Note that if the audio files are not sampled at the given frequency, they are converted before calculating the features.

DataGenerator

This class uses instances of Dataset and FeatureExtractor to prepare the data for model training, validation and testing. An instance of this class is created for each one of these processes.

data_gen_train = DataGenerator(dataset,
                               features,
                               train=True,
                               folds=[’train’])

data_gen_val = DataGenerator(dataset,
                             features,
                             train=False,
                             folds=[’val’])

At this point of the pipeline, the features and the annotations for training the model can be obtained as follows.

X_train, Y_train = data_gen_train.get_data()

Note

Note that instances of DataGenerator can be used to load data in batches. This feature is especially useful for traininga models on systems with memory limitations.

Scaler

Before feeding data to a model, it is common to normalize the data or scale it to a fixed minimum and maximum value. To do this, the library contains a Scaler class, based on scikit-learn preprocessing functions, that includes fit and transform methods.

scaler = Scaler("standard")
scaler.fit(X_train)
X_train = scaler.transform(X_train)

In addition, the scaler can be fitted in batches by means of passing the DataGenerator instance instead of the data itself.

scaler.fit(data_gen_train)

It is also possible to scale the data as it is being loaded from the disk, for instance, when training the model. To do so, the Scaler can be passed to the DataGenerator after its initialization.
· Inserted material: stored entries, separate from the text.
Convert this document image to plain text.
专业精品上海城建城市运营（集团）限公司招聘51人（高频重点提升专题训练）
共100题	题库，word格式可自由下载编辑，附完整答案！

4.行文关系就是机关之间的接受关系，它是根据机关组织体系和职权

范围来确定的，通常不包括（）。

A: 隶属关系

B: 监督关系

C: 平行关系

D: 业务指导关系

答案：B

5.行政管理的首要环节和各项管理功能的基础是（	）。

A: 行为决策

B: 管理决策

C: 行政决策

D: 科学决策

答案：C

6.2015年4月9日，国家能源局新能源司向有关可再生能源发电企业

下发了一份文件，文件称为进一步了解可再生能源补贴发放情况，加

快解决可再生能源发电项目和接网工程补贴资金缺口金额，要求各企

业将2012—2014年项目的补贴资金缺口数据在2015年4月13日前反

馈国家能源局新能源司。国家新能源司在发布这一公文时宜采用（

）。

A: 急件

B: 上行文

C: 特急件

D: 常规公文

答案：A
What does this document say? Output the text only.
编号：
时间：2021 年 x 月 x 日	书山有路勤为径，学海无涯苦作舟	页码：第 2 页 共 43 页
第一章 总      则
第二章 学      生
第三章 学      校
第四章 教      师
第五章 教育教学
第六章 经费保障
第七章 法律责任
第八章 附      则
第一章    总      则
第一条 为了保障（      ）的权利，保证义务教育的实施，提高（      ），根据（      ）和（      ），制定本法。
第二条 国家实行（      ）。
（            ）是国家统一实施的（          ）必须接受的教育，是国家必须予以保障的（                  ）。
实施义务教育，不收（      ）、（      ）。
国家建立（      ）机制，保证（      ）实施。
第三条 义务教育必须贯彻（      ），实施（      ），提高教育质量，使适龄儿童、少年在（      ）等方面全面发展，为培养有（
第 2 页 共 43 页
data_gen_val.set_scaler(scaler)

ModelContainer

This class defines an interface to standardize the behavior of machine learning models. It stores the architecture and the parameters of the model. It provides methods to train and evaluate the model, and to save and load its architecture and weights. It also allows the inspection of the output of its intermediate stages (i.e. layers).
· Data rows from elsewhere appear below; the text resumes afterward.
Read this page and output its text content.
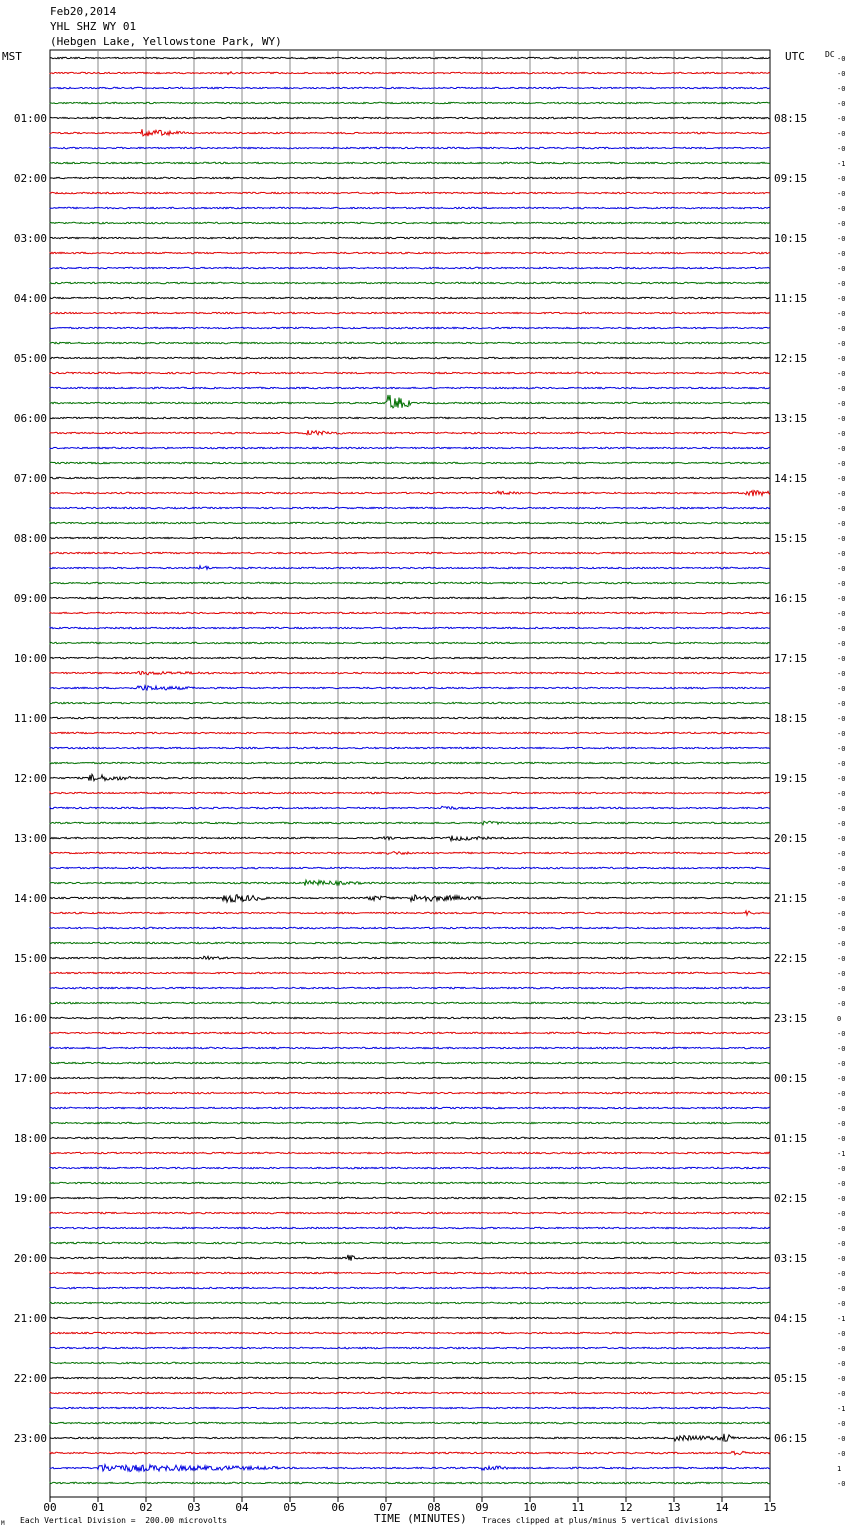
-0
-0
-0
-0
-0
-0
-0
-1
-0
-0
-0
-0
-0
-0
-0
-0
-0
-0
-0
-0
-0
-0
-0
-0
-0
-0
-0
-0
-0
-0
-0
-0
-0
-0
-0
-0
-0
-0
-0
-0
-0
-0
-0
-0
-0
-0
-0
-0
-0
-0
-0
-0
-0
-0
-0
-0
-0
-0
-0
-0
-0
-0
-0
-0
0
-0
-0
-0
-0
-0
-0
-0
-0
-1
-0
-0
-0
-0
-0
-0
-0
-0
-0
-0
-1
-0
-0
-0
-0
-0
-1
-0
-0
-0
1
-0
01:00
02:00
03:00
04:00
05:00
06:00
07:00
08:00
09:00
10:00
11:00
12:00
13:00
14:00
15:00
16:00
17:00
18:00
19:00
20:00
21:00
22:00
23:00
08:15
09:15
10:15
11:15
12:15
13:15
14:15
15:15
16:15
17:15
18:15
19:15
20:15
21:15
22:15
23:15
00:15
01:15
02:15
03:15
04:15
05:15
06:15
00	01	02	03	04	05	06	07	08	09	10	11	12	13	14	15
Feb20,2014
YHL SHZ WY 01
(Hebgen Lake, Yellowstone Park, WY)
MST	UTC	DC
TIME (MINUTES)
Each Vertical Division =  200.00 microvolts	Traces clipped at plus/minus 5 vertical divisions
M
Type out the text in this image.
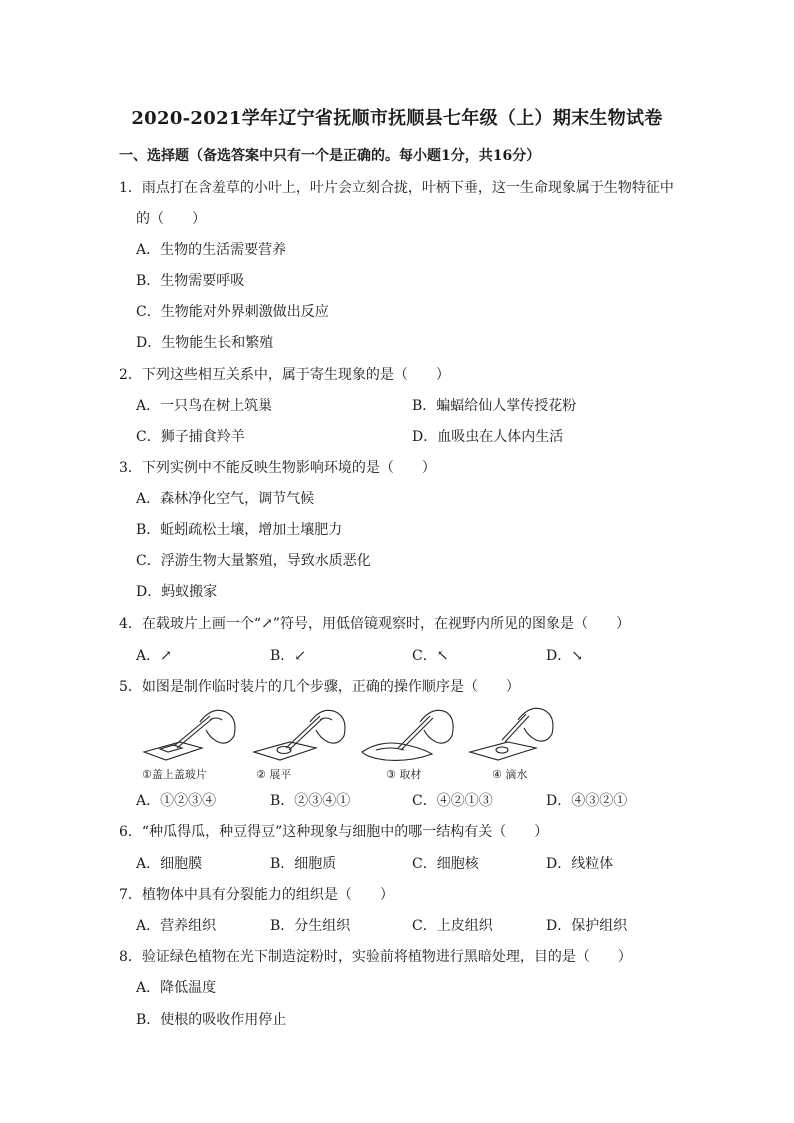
2020-2021学年辽宁省抚顺市抚顺县七年级（上）期末生物试卷
一、选择题（备选答案中只有一个是正确的。每小题1分，共16分）
1．雨点打在含羞草的小叶上，叶片会立刻合拢，叶柄下垂，这一生命现象属于生物特征中
的（　　）
A．生物的生活需要营养
B．生物需要呼吸
C．生物能对外界刺激做出反应
D．生物能生长和繁殖
2．下列这些相互关系中，属于寄生现象的是（　　）
A．一只鸟在树上筑巢	B．蝙蝠给仙人掌传授花粉
C．狮子捕食羚羊	D．血吸虫在人体内生活
3．下列实例中不能反映生物影响环境的是（　　）
A．森林净化空气，调节气候
B．蚯蚓疏松土壤，增加土壤肥力
C．浮游生物大量繁殖，导致水质恶化
D．蚂蚁搬家
4．在载玻片上画一个“↗”符号，用低倍镜观察时，在视野内所见的图象是（　　）
A．↗	B．↙	C．↖	D．↘
5．如图是制作临时装片的几个步骤，正确的操作顺序是（　　）
①盖上盖玻片	② 展平	③ 取材	④ 滴水
A．①②③④	B．②③④①	C．④②①③	D．④③②①
6．“种瓜得瓜，种豆得豆”这种现象与细胞中的哪一结构有关（　　）
A．细胞膜	B．细胞质	C．细胞核	D．线粒体
7．植物体中具有分裂能力的组织是（　　）
A．营养组织	B．分生组织	C．上皮组织	D．保护组织
8．验证绿色植物在光下制造淀粉时，实验前将植物进行黑暗处理，目的是（　　）
A．降低温度
B．使根的吸收作用停止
The library also provides a container class to define Keras models, namely KerasModelContainer, that inherits from ModelContainer, and implements its functionality using this specific machine learning backend. Even though the library currently supports only Keras, it is easy to specialize the ModelContainer class to integrate other machine learning tools, such as PyTorch.

Each model has its own class that inherits from a specific ModelContainer, such as KerasModelContainer. Please check the list of currently available features in the Implemented models section.

A model’s container has to be initialized with some parameters. These parameters vary across models, among which the most important are: input shape, number of classes, and evaluation metrics. Specific parameters may include the number of hidden layers or the number of convolutional layers, among others.

model_cont = SB_CNN(**model_params)

The ModelContainer class has a method to train the model. Training parameters can include, for example, number of epochs, learning rate and batch size.

model_cont.train((X_train, Y_train), **train_params)

To train the model in batches, the DataGenerator object can be passed to the train method instead of the pre-loaded data.

model_cont.train(data_gen_train, **train_params)

Performing model evaluation is also simple. For instance, the following code uses the test set for evaluating the model.

data_gen_test = DataGenerator(dataset,
                              features,
                              train=False,
                              folds=[’test’])
X_test, Y_test = data_gen_test.get_data()
results = model_cont.evaluate((X_test, Y_test))

The results’ format depends on which metrics are used. By default, the evaluation is performed using the metrics available from the sed_eval library. Therefore, the results are presented accordingly. Nevertheless, DCASE-models enables the use of others evaluating frameworks such as psds_eval, or the use of user-defined metrics in a straightforward way.

When building deep-learning models it is common practice to use fine-tuning and transfer learning techniques. In this way, one can reuse a network that was previously trained on another dataset or for another task, and adapt it to the problem at hand. This type of approach can also be carried out with the ModelContainer.